TextTokenizer Syntax Elements

TextTokenizer Syntax Elements - Teradata Vantage

Machine Learning Engine Analytic Function Reference

Product

Teradata Vantage

Release Number

9.02

9.01

2.0

1.3

Published

February 2022

Language

English (United States)

Last Update

2022-02-10

dita:mapPath

rnn1580259159235.ditamap

dita:ditavalPath

ybt1582220416951.ditaval

dita:id

B700-4003

lifecycle

Product Category

Teradata Vantage™

TextColumn

Specify the name of the InputTable column that contains the text to tokenize.

InputLanguage

[Optional] Specify the language of the text in text_column:

Option	Description
'en' (Default)	English
'zh_CN'	Simplified Chinese
'zh_TW'	Traditional Chinese
'jp'	Japanese

InputModelFile

[Optional] Specify the name of model file that the function uses for tokenizing. The model must be a conditional random-fields model and input_model_file must already be installed on ML Engine. If you omit this syntax element, or if input_model_file is not installed, then the function uses white spaces to separate English words and an embedded dictionary to tokenize Chinese text.

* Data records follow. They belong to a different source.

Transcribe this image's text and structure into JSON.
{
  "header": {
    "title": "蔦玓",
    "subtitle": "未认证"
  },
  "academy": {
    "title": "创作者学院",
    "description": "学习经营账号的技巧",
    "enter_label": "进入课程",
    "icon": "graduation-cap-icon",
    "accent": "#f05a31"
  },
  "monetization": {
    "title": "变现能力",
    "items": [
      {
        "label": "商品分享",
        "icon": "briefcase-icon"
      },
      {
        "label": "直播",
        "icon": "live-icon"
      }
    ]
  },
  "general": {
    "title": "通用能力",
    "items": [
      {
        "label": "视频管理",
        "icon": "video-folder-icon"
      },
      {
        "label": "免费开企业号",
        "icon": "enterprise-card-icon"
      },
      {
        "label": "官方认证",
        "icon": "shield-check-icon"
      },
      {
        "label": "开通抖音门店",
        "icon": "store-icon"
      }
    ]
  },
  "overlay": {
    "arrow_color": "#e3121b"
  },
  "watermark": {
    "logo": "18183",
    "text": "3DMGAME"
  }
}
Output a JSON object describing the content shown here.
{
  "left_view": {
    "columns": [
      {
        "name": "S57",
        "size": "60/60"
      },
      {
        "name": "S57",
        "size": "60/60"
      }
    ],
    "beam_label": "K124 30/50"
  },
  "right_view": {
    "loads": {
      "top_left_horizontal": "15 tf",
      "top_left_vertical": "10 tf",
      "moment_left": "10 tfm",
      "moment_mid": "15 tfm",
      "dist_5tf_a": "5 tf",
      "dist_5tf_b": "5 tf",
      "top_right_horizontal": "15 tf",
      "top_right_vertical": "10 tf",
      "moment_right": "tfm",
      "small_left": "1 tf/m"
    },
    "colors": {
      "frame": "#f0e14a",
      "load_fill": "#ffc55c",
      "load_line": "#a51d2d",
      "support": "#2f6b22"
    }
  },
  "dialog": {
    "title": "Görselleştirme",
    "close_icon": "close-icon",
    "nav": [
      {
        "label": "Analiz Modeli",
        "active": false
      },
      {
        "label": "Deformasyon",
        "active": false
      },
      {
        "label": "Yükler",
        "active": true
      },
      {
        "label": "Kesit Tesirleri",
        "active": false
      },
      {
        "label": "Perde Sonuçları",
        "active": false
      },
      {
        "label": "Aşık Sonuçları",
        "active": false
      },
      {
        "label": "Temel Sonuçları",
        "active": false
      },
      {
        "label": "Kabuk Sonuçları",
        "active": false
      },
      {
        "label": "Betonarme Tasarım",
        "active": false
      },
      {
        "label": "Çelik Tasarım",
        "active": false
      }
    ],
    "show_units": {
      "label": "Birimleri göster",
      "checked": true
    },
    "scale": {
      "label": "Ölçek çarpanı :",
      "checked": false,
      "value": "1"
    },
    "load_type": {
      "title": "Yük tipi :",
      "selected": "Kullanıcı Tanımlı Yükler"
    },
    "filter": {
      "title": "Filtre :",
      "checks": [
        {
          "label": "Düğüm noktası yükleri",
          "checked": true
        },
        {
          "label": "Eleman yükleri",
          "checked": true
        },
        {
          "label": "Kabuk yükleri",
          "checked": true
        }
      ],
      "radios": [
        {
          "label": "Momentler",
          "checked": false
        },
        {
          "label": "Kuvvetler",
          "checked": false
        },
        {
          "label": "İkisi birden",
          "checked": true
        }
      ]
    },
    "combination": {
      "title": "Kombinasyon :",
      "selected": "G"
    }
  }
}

If you specify InputLanguage('jp'), the function ignores this syntax element.

OutputDelimiter

[Optional] Specify the delimiter, a string, for separating tokens in the output.

Default: '/' (slash)

OutputByWord

Specify whether to output one token in each row.

Default: 'false' (Output one line of text in each row.)

Accumulate

[Optional] Specify the names of the InputTable columns to copy to the output table.

UserDictionaryFile

[Optional] Specify the name of the user dictionary to use to correct results specified by the model. If you specify both this syntax element and a dictionary table (Dict), then the function uses the union of user_dictionary_file and Dict as its dictionary. TextTokenizer Input describes the format of user_dictionary_file and Dict.

If the function finds more than one matched term, it selects the longest term for the first match.